Bu aralar Celal Şengör yine deprem ile gündemde. Ancak 23 Nisan depreminden 3 gün önce sosyal medyada ölümsüzlük ile ilgili sözleriyle gündeme gelmişti. Şengör şöyle diyordu: “Ölümsüzlüğü bulmak çok kolay. Beyin bir bilgisayar. Beyne eşdeğer bir bilgisayar yapıp beynini ona yükleyebilirsem, bitti; ölümsüzsün.”
İddia hem popüler bilim çevreleri tarafından ilgi ile ele alındı, hem de “her canlı ölümü tadacaktır” (Ankebut 57) ayeti bağlamında dini tartışmalara da yol açtı. Eğer Celal Şengör’ün iddiası doğruysa o zaman insanlık ölümsüz olunca bu aynı zamanda İslam’ın yanlış olduğu anlamına gelmiyor muydu?
Bu yazıda Celal Şengör hocanın iddiasını felsefi bir mercekle inceleyecek, iddiası üstüne düşüneceğiz. Bu egzersiz bize popüler bilim tartışmalarına neden felsefenin de eşlik etmesi gerektiğinin güzel bir örneğini sunacak.

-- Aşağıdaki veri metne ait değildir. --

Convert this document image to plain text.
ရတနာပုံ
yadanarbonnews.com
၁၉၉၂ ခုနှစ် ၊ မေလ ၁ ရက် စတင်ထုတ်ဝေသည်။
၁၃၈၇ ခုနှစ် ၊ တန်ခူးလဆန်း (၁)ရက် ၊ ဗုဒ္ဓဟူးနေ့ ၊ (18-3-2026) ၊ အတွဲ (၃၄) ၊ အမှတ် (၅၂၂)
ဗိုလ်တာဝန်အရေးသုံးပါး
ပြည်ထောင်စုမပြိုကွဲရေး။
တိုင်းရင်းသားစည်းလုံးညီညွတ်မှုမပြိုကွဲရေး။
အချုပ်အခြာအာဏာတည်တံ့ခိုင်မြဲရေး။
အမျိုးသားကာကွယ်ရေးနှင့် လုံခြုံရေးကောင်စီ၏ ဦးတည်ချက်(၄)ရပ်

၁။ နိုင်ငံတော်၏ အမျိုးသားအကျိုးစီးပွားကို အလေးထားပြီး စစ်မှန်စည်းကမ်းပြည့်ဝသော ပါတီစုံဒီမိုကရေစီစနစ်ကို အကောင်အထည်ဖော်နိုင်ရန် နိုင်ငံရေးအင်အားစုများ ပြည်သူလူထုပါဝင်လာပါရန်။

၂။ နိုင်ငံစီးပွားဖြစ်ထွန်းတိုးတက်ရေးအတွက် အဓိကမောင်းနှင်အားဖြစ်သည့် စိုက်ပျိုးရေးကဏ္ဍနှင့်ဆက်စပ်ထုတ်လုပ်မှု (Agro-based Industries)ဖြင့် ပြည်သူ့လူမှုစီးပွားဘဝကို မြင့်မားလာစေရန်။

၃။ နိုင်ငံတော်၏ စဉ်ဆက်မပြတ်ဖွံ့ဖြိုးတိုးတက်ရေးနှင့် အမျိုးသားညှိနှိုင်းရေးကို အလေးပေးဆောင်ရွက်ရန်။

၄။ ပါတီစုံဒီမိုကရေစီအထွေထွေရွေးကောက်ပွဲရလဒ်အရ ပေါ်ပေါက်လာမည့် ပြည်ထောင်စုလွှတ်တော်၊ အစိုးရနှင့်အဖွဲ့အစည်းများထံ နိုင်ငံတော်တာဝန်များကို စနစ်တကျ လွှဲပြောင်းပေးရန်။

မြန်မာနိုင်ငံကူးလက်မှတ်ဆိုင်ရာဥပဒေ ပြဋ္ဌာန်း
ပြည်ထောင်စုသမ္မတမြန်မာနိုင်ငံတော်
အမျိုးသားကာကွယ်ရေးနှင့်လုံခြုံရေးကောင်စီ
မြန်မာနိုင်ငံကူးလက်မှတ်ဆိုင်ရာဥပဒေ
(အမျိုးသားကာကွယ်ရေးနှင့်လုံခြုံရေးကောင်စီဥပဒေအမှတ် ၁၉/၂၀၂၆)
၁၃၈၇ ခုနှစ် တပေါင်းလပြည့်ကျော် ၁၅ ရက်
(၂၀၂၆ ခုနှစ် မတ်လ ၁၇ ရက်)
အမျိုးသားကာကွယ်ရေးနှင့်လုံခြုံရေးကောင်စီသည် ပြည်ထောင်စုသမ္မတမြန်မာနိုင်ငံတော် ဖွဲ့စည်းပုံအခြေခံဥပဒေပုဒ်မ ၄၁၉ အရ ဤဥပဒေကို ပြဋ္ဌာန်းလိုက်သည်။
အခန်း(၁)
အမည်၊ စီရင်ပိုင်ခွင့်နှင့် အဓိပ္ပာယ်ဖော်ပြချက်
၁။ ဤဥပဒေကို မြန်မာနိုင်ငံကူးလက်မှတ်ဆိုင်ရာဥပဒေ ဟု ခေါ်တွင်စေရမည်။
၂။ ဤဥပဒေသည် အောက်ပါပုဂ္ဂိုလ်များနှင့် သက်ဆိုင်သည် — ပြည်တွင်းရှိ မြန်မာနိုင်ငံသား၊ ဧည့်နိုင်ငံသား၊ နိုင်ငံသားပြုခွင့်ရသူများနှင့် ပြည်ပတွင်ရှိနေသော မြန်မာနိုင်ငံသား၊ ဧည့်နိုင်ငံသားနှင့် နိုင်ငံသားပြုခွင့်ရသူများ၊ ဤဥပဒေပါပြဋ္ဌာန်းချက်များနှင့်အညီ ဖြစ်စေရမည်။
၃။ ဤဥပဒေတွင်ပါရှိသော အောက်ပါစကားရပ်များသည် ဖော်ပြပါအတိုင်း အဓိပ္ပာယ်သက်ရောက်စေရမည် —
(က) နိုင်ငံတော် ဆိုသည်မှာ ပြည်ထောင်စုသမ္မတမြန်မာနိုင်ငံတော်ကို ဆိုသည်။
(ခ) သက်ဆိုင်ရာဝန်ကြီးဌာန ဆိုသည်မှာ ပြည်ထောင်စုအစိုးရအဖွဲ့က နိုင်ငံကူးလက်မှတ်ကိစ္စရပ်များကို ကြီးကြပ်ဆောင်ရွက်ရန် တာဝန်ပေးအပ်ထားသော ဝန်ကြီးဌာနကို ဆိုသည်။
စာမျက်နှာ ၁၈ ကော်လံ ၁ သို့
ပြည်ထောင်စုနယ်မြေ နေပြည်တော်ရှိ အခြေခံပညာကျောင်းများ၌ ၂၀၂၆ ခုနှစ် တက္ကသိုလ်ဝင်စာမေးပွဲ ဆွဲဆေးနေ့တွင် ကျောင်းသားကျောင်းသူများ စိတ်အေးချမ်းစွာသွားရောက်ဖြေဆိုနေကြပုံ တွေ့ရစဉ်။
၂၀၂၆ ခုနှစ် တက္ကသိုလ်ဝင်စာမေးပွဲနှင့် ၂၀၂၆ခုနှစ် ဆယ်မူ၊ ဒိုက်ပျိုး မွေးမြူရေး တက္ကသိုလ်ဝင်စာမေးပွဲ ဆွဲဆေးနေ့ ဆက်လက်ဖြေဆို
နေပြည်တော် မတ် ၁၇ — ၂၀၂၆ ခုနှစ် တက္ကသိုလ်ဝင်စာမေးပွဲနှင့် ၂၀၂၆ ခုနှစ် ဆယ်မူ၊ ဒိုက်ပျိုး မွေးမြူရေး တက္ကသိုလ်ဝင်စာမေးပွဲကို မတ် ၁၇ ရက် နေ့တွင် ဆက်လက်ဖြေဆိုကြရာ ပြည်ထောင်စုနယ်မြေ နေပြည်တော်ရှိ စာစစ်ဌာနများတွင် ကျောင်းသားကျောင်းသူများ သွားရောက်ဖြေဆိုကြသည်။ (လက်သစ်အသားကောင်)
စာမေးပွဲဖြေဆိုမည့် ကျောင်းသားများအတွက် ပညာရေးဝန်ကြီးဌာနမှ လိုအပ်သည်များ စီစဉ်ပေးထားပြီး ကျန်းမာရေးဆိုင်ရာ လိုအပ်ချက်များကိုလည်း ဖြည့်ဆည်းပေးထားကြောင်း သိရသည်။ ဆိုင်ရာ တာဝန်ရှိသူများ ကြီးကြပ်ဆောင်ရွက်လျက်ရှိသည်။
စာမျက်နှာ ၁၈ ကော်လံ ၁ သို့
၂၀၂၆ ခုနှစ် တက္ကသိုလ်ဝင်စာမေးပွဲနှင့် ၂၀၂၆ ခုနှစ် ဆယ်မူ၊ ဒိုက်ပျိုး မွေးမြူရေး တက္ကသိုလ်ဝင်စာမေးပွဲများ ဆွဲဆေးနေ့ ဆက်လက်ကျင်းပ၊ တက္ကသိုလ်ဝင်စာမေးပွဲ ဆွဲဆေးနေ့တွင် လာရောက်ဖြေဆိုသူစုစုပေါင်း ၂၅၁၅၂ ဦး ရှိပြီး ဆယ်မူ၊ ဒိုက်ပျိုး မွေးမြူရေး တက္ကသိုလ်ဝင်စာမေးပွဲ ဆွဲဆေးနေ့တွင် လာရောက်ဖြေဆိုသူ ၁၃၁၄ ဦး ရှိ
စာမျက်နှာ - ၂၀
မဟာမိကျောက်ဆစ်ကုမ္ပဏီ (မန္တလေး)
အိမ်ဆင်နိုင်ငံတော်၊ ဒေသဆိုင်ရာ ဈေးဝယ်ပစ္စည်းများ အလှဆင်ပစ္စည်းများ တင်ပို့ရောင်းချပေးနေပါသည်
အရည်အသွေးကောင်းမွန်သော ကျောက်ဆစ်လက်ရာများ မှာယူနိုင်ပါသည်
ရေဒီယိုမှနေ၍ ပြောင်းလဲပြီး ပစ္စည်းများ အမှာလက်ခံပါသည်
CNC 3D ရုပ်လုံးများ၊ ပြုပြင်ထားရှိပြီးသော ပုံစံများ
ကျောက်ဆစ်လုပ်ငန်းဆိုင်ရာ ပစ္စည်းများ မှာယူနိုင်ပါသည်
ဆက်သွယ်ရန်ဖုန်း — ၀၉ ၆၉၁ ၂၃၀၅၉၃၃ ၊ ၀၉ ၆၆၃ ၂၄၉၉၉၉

Bu uzun düşünce yolculuğuna çıkmadan önce ufak bir not düşmek istiyorum. Şengör’ün iddiası aslında ona ait değil ve son asırda yükselişe geçen bir felsefi ve kültürel hareket olan Transhümanizmin iddiası. Transhümanistler geleneksel olarak dinlerden beklenen şeylerin bilim ve teknoloji tarafından sağlanabileceğini düşünürler. Onlar bilim ve teknolojiyi kullanarak insan doğasının değiştirilebileceğini iddia ederler. Bunu da yapılması gereken bir şey olarak görürler. Biyoteknoloji, yapay zekâ, robotik, nanoteknoloji gibi alanları kullanarak insanları bir üst “sürüme” güncellememiz gerektiği düşünürler. Transhümanistlerin temel hedefleri şunlardır: Zekâ ve hafızanın güçlendirilmesi, insanın fiziksel ve duyusal gücünün arttırılması, insan zihninin makinelerle ya da birbiri ile birleştirilmesi, tüm hastalıkların ve yaşlılığın ortadan kaldırılması ve elbette ki ölümsüzlük. Transhümanist vizyonun toplumu ve insanları nasıl etkileyeceği ya da etik boyutları başlı başına tartışılmaya değerdir. Ancak biz burada Şengör’ün iddialarına yoğunlaşacağız. Şengör’ün argümanı üç öncüle dayanıyor. Gelin şimdi bu üç öncülü tek tek ele alalım.
İnsan beyni bilgisayar mı?
Şengör’ün birinci varsayımı insan beyninin bilgisayar olduğudur. İlk bakışta bu benzetme sezgisel olarak mantıklıdır: hem beyin hem de bilgisayar bilgi işler, veri depolar ve çıktılar üretir. O yüzden sık sık beyin ve bilgisayar birbirine benzetilir. Popüler konuşmalarda bende bu benzetmeyi kullanırım. Ancak bu benzetme, adı üstünde benzetme. Bunun bir benzetmeden fazlası olduğunu düşünenler vardır elbette ki ama bu iddia bir sürü açıdan eleştiriye açıktır.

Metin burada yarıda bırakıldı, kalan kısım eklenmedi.